И отключилась. Иногда меня вводят в ступор ее учительские замашки и приказной тон.
– Привет, Киря, занят? – спросила я, набрав номер друга.
– Постоянно занят, привет, – устало вздохнул тот. – Что-то случилось?
– Да нет, в принципе. Есть предложение. Надо запугать и устрашить тридцать четыре человека разом.
– Это как? – опешил друг. – Где ты нашла такую толпу народа? Ты опять во что-то встряла? Что на этот раз? Наркодилеры? Братки в малиновых пиджаках? Преступная группировка в полном составе?
– Не, – усмехнулась я. – Дети.
– В смысле, дети? Это как это?
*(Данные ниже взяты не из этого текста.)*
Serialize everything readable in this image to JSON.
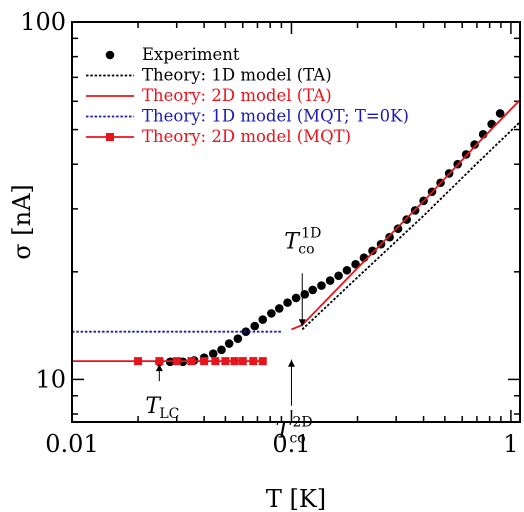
{
  "chart_data": {
    "type": "scatter",
    "xscale": "log",
    "yscale": "log",
    "xlim": [
      0.01,
      1.1
    ],
    "ylim": [
      7.6,
      100
    ],
    "xlabel": "T [K]",
    "ylabel": "σ [nA]",
    "x_ticks": [
      {
        "value": 0.01,
        "label": "0.01"
      },
      {
        "value": 0.1,
        "label": "0.1"
      },
      {
        "value": 1,
        "label": "1"
      }
    ],
    "y_ticks": [
      {
        "value": 10,
        "label": "10"
      },
      {
        "value": 100,
        "label": "100"
      }
    ],
    "legend_position": "top-left",
    "series": [
      {
        "name": "Experiment",
        "kind": "markers",
        "marker": "circle",
        "color": "#000000",
        "points": [
          [
            0.025,
            11.2
          ],
          [
            0.028,
            11.2
          ],
          [
            0.032,
            11.2
          ],
          [
            0.036,
            11.3
          ],
          [
            0.04,
            11.5
          ],
          [
            0.044,
            11.8
          ],
          [
            0.048,
            12.1
          ],
          [
            0.052,
            12.6
          ],
          [
            0.057,
            13.0
          ],
          [
            0.062,
            13.6
          ],
          [
            0.068,
            14.1
          ],
          [
            0.074,
            14.7
          ],
          [
            0.081,
            15.3
          ],
          [
            0.088,
            15.8
          ],
          [
            0.096,
            16.4
          ],
          [
            0.105,
            16.9
          ],
          [
            0.115,
            17.3
          ],
          [
            0.125,
            17.8
          ],
          [
            0.137,
            18.3
          ],
          [
            0.15,
            18.9
          ],
          [
            0.164,
            19.5
          ],
          [
            0.179,
            20.2
          ],
          [
            0.196,
            21.0
          ],
          [
            0.214,
            21.9
          ],
          [
            0.234,
            22.9
          ],
          [
            0.256,
            23.9
          ],
          [
            0.28,
            25.0
          ],
          [
            0.306,
            26.4
          ],
          [
            0.335,
            28.0
          ],
          [
            0.366,
            29.7
          ],
          [
            0.4,
            31.6
          ],
          [
            0.437,
            33.5
          ],
          [
            0.478,
            35.5
          ],
          [
            0.523,
            37.7
          ],
          [
            0.572,
            40.0
          ],
          [
            0.625,
            42.6
          ],
          [
            0.683,
            45.4
          ],
          [
            0.747,
            48.5
          ],
          [
            0.817,
            51.8
          ],
          [
            0.893,
            55.5
          ]
        ]
      },
      {
        "name": "Theory: 1D model (TA)",
        "kind": "line",
        "dash": "dotted",
        "color": "#000000",
        "points": [
          [
            0.112,
            13.8
          ],
          [
            0.2,
            19.3
          ],
          [
            0.4,
            28.7
          ],
          [
            0.7,
            40.2
          ],
          [
            1.1,
            52.5
          ]
        ]
      },
      {
        "name": "Theory: 2D model (TA)",
        "kind": "line",
        "dash": "solid",
        "color": "#e8141c",
        "points": [
          [
            0.1,
            13.8
          ],
          [
            0.112,
            14.2
          ],
          [
            0.2,
            20.5
          ],
          [
            0.4,
            31.5
          ],
          [
            0.7,
            45.5
          ],
          [
            1.1,
            60.5
          ]
        ]
      },
      {
        "name": "Theory: 1D model (MQT; T=0K)",
        "kind": "line",
        "dash": "dotted",
        "color": "#1a1ab0",
        "points": [
          [
            0.01,
            13.6
          ],
          [
            0.09,
            13.6
          ]
        ]
      },
      {
        "name": "Theory: 2D model (MQT)",
        "kind": "line-markers",
        "marker": "square",
        "color": "#e8141c",
        "points": [
          [
            0.01,
            11.25
          ],
          [
            0.02,
            11.25
          ],
          [
            0.025,
            11.25
          ],
          [
            0.03,
            11.25
          ],
          [
            0.035,
            11.25
          ],
          [
            0.04,
            11.25
          ],
          [
            0.045,
            11.25
          ],
          [
            0.05,
            11.25
          ],
          [
            0.055,
            11.25
          ],
          [
            0.06,
            11.25
          ],
          [
            0.067,
            11.25
          ],
          [
            0.074,
            11.25
          ]
        ],
        "marker_x": [
          0.02,
          0.025,
          0.03,
          0.035,
          0.04,
          0.045,
          0.05,
          0.055,
          0.06,
          0.067,
          0.074
        ]
      }
    ],
    "annotations": [
      {
        "id": "lc",
        "main": "T",
        "sub": "LC",
        "sup": "",
        "x": 0.025,
        "y": 11.25
      },
      {
        "id": "co2d",
        "main": "T",
        "sub": "co",
        "sup": "2D",
        "x": 0.1,
        "y": 11.5
      },
      {
        "id": "co1d",
        "main": "T",
        "sub": "co",
        "sup": "1D",
        "x": 0.112,
        "y": 13.9
      }
    ]
  }
}
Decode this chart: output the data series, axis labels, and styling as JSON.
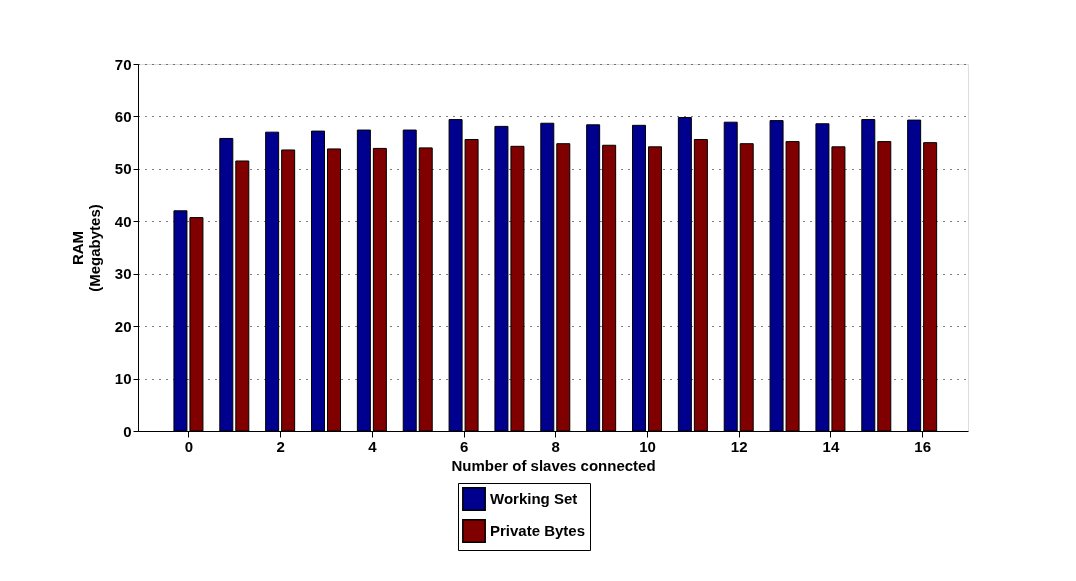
{
  "chart_data": {
    "type": "bar",
    "xlabel": "Number of slaves connected",
    "ylabel": "RAM\n(Megabytes)",
    "x": [
      0,
      1,
      2,
      3,
      4,
      5,
      6,
      7,
      8,
      9,
      10,
      11,
      12,
      13,
      14,
      15,
      16
    ],
    "series": [
      {
        "name": "Working Set",
        "color": "#00008f",
        "values": [
          42.0,
          55.8,
          57.0,
          57.2,
          57.4,
          57.4,
          59.4,
          58.1,
          58.7,
          58.4,
          58.3,
          59.8,
          58.9,
          59.2,
          58.6,
          59.4,
          59.3
        ]
      },
      {
        "name": "Private Bytes",
        "color": "#800000",
        "values": [
          40.7,
          51.5,
          53.6,
          53.8,
          53.9,
          54.0,
          55.6,
          54.3,
          54.8,
          54.5,
          54.2,
          55.6,
          54.8,
          55.2,
          54.2,
          55.2,
          55.0
        ]
      }
    ],
    "xlim": [
      -1.1,
      17
    ],
    "xticks": [
      0,
      2,
      4,
      6,
      8,
      10,
      12,
      14,
      16
    ],
    "ylim": [
      0,
      70
    ],
    "yticks": [
      0,
      10,
      20,
      30,
      40,
      50,
      60,
      70
    ],
    "grid": "y",
    "legend": "bottom"
  }
}
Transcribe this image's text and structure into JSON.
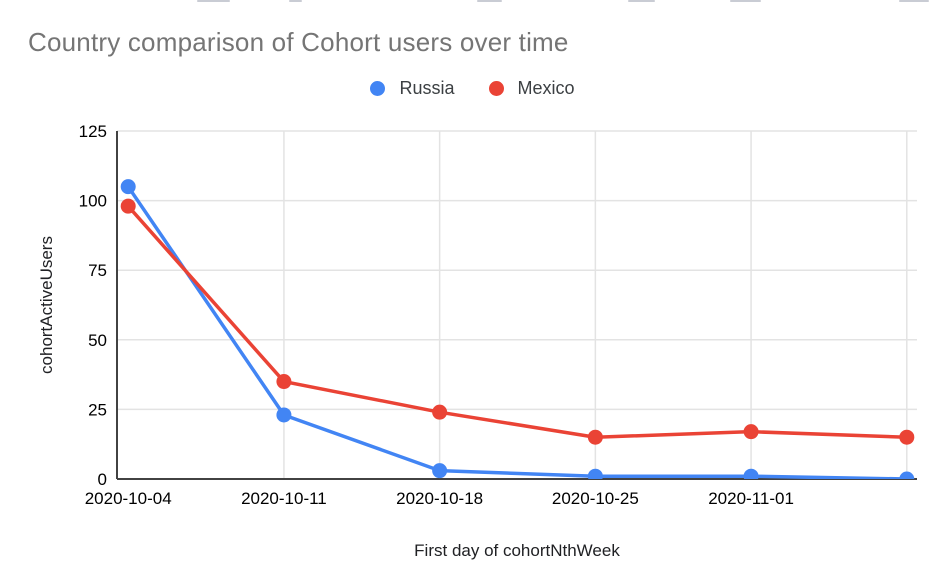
{
  "chart_data": {
    "type": "line",
    "title": "Country comparison of Cohort users over time",
    "title_color": "#757575",
    "xlabel": "First day of cohortNthWeek",
    "ylabel": "cohortActiveUsers",
    "x_tick_labels": [
      "2020-10-04",
      "2020-10-11",
      "2020-10-18",
      "2020-10-25",
      "2020-11-01",
      ""
    ],
    "y_ticks": [
      0,
      25,
      50,
      75,
      100,
      125
    ],
    "ylim": [
      0,
      125
    ],
    "grid": true,
    "legend_position": "top",
    "axis_color": "#424242",
    "gridline_color": "#e3e3e3",
    "tick_label_color": "#000000",
    "series": [
      {
        "name": "Russia",
        "color": "#4285F4",
        "values": [
          105,
          23,
          3,
          1,
          1,
          0
        ]
      },
      {
        "name": "Mexico",
        "color": "#EA4335",
        "values": [
          98,
          35,
          24,
          15,
          17,
          15
        ]
      }
    ]
  }
}
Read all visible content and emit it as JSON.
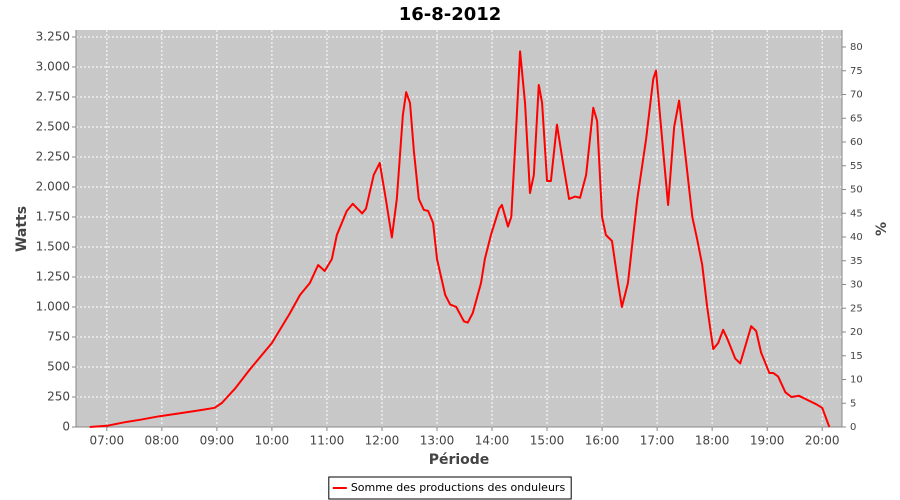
{
  "chart_data": {
    "type": "line",
    "title": "16-8-2012",
    "xlabel": "Période",
    "ylabel": "Watts",
    "y2label": "%",
    "x": [
      6.69,
      7.0,
      7.33,
      7.6,
      7.96,
      8.33,
      8.69,
      8.96,
      9.09,
      9.33,
      9.6,
      10.0,
      10.33,
      10.51,
      10.69,
      10.84,
      10.96,
      11.09,
      11.18,
      11.36,
      11.47,
      11.64,
      11.71,
      11.85,
      11.96,
      12.07,
      12.18,
      12.27,
      12.38,
      12.44,
      12.51,
      12.58,
      12.67,
      12.76,
      12.84,
      12.93,
      13.0,
      13.15,
      13.24,
      13.35,
      13.49,
      13.56,
      13.65,
      13.8,
      13.87,
      13.98,
      14.13,
      14.18,
      14.29,
      14.35,
      14.44,
      14.51,
      14.6,
      14.69,
      14.76,
      14.85,
      14.91,
      15.0,
      15.07,
      15.18,
      15.29,
      15.4,
      15.51,
      15.6,
      15.71,
      15.84,
      15.91,
      16.0,
      16.07,
      16.18,
      16.29,
      16.36,
      16.47,
      16.64,
      16.8,
      16.93,
      16.98,
      17.13,
      17.2,
      17.31,
      17.4,
      17.53,
      17.64,
      17.73,
      17.82,
      17.91,
      18.02,
      18.11,
      18.2,
      18.29,
      18.42,
      18.51,
      18.62,
      18.71,
      18.8,
      18.89,
      19.04,
      19.11,
      19.2,
      19.33,
      19.44,
      19.58,
      19.71,
      19.89,
      20.0,
      20.13
    ],
    "series": [
      {
        "name": "Somme des productions des onduleurs",
        "color": "#ff0000",
        "values": [
          0,
          10,
          40,
          60,
          90,
          115,
          140,
          160,
          200,
          320,
          480,
          700,
          950,
          1100,
          1200,
          1350,
          1300,
          1400,
          1600,
          1800,
          1860,
          1780,
          1820,
          2100,
          2200,
          1900,
          1580,
          1900,
          2600,
          2790,
          2700,
          2300,
          1900,
          1810,
          1800,
          1700,
          1400,
          1100,
          1020,
          1000,
          880,
          870,
          950,
          1200,
          1400,
          1600,
          1820,
          1850,
          1670,
          1750,
          2500,
          3130,
          2700,
          1950,
          2100,
          2850,
          2700,
          2050,
          2050,
          2520,
          2200,
          1900,
          1920,
          1910,
          2100,
          2660,
          2550,
          1750,
          1600,
          1550,
          1200,
          1000,
          1200,
          1900,
          2400,
          2900,
          2970,
          2200,
          1850,
          2500,
          2720,
          2200,
          1750,
          1560,
          1350,
          1000,
          650,
          700,
          810,
          720,
          570,
          530,
          700,
          840,
          800,
          620,
          450,
          450,
          420,
          290,
          250,
          260,
          230,
          190,
          160,
          0
        ]
      }
    ],
    "xlim": [
      6.44,
      20.36
    ],
    "xticks": [
      {
        "value": 7,
        "label": "07:00"
      },
      {
        "value": 8,
        "label": "08:00"
      },
      {
        "value": 9,
        "label": "09:00"
      },
      {
        "value": 10,
        "label": "10:00"
      },
      {
        "value": 11,
        "label": "11:00"
      },
      {
        "value": 12,
        "label": "12:00"
      },
      {
        "value": 13,
        "label": "13:00"
      },
      {
        "value": 14,
        "label": "14:00"
      },
      {
        "value": 15,
        "label": "15:00"
      },
      {
        "value": 16,
        "label": "16:00"
      },
      {
        "value": 17,
        "label": "17:00"
      },
      {
        "value": 18,
        "label": "18:00"
      },
      {
        "value": 19,
        "label": "19:00"
      },
      {
        "value": 20,
        "label": "20:00"
      }
    ],
    "ylim": [
      0,
      3308
    ],
    "yticks": [
      0,
      250,
      500,
      750,
      {
        "value": 1000,
        "label": "1.000"
      },
      {
        "value": 1250,
        "label": "1.250"
      },
      {
        "value": 1500,
        "label": "1.500"
      },
      {
        "value": 1750,
        "label": "1.750"
      },
      {
        "value": 2000,
        "label": "2.000"
      },
      {
        "value": 2250,
        "label": "2.250"
      },
      {
        "value": 2500,
        "label": "2.500"
      },
      {
        "value": 2750,
        "label": "2.750"
      },
      {
        "value": 3000,
        "label": "3.000"
      },
      {
        "value": 3250,
        "label": "3.250"
      }
    ],
    "y2lim": [
      0,
      83.58
    ],
    "y2ticks": [
      0,
      5,
      10,
      15,
      20,
      25,
      30,
      35,
      40,
      45,
      50,
      55,
      60,
      65,
      70,
      75,
      80
    ],
    "grid": true,
    "legend": "bottom"
  }
}
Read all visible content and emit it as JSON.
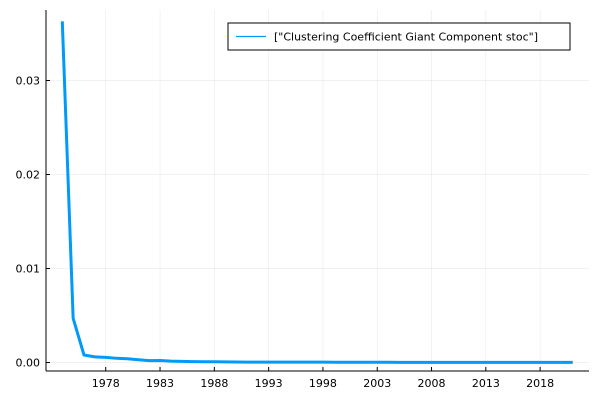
{
  "chart_data": {
    "type": "line",
    "title": "",
    "xlabel": "",
    "ylabel": "",
    "xlim": [
      1972.5,
      2022.5
    ],
    "ylim": [
      -0.0009,
      0.0375
    ],
    "grid": true,
    "legend_position": "top-right",
    "x_ticks": [
      1978,
      1983,
      1988,
      1993,
      1998,
      2003,
      2008,
      2013,
      2018
    ],
    "y_ticks": [
      0.0,
      0.01,
      0.02,
      0.03
    ],
    "x_tick_labels": [
      "1978",
      "1983",
      "1988",
      "1993",
      "1998",
      "2003",
      "2008",
      "2013",
      "2018"
    ],
    "y_tick_labels": [
      "0.00",
      "0.01",
      "0.02",
      "0.03"
    ],
    "series": [
      {
        "name": "[\"Clustering Coefficient Giant Component stoc\"]",
        "color": "#009af9",
        "x": [
          1974,
          1975,
          1976,
          1977,
          1978,
          1979,
          1980,
          1981,
          1982,
          1983,
          1984,
          1985,
          1986,
          1987,
          1988,
          1989,
          1990,
          1991,
          1992,
          1993,
          1994,
          1995,
          1996,
          1997,
          1998,
          1999,
          2000,
          2001,
          2002,
          2003,
          2004,
          2005,
          2006,
          2007,
          2008,
          2009,
          2010,
          2011,
          2012,
          2013,
          2014,
          2015,
          2016,
          2017,
          2018,
          2019,
          2020,
          2021
        ],
        "y": [
          0.0363,
          0.0047,
          0.0008,
          0.0006,
          0.00055,
          0.00045,
          0.0004,
          0.0003,
          0.0002,
          0.00022,
          0.00015,
          0.00012,
          0.0001,
          9e-05,
          8e-05,
          7e-05,
          6e-05,
          5e-05,
          5e-05,
          4e-05,
          4e-05,
          4e-05,
          4e-05,
          4e-05,
          4e-05,
          3e-05,
          3e-05,
          3e-05,
          3e-05,
          3e-05,
          3e-05,
          2e-05,
          2e-05,
          2e-05,
          2e-05,
          2e-05,
          2e-05,
          2e-05,
          2e-05,
          2e-05,
          2e-05,
          2e-05,
          2e-05,
          2e-05,
          2e-05,
          2e-05,
          2e-05,
          2e-05
        ]
      }
    ]
  }
}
Зачем их пугать? – удивился Киря.
– Достался моей подруге Ленке больно шебутной класс, – пояснила я. – Детишки уже все грани дозволенного перешли. Надо приструнить их, пока они весь педколлектив не извели, и тот в ужасе не разбежался, кто куда.
– Ох, я уж думал… Думал, что-то серьезное. Ладно, так от меня-то что требуется? Я детей люблю и пугать их не хочу совершенно.
– Сам не хочешь – найди мне кого-то из своих ребят. Да чтоб видок грозный и устрашающий. Надо у них желание шалить отбить. Есть такие на примете? Ты же знаешь, я в долгу не останусь.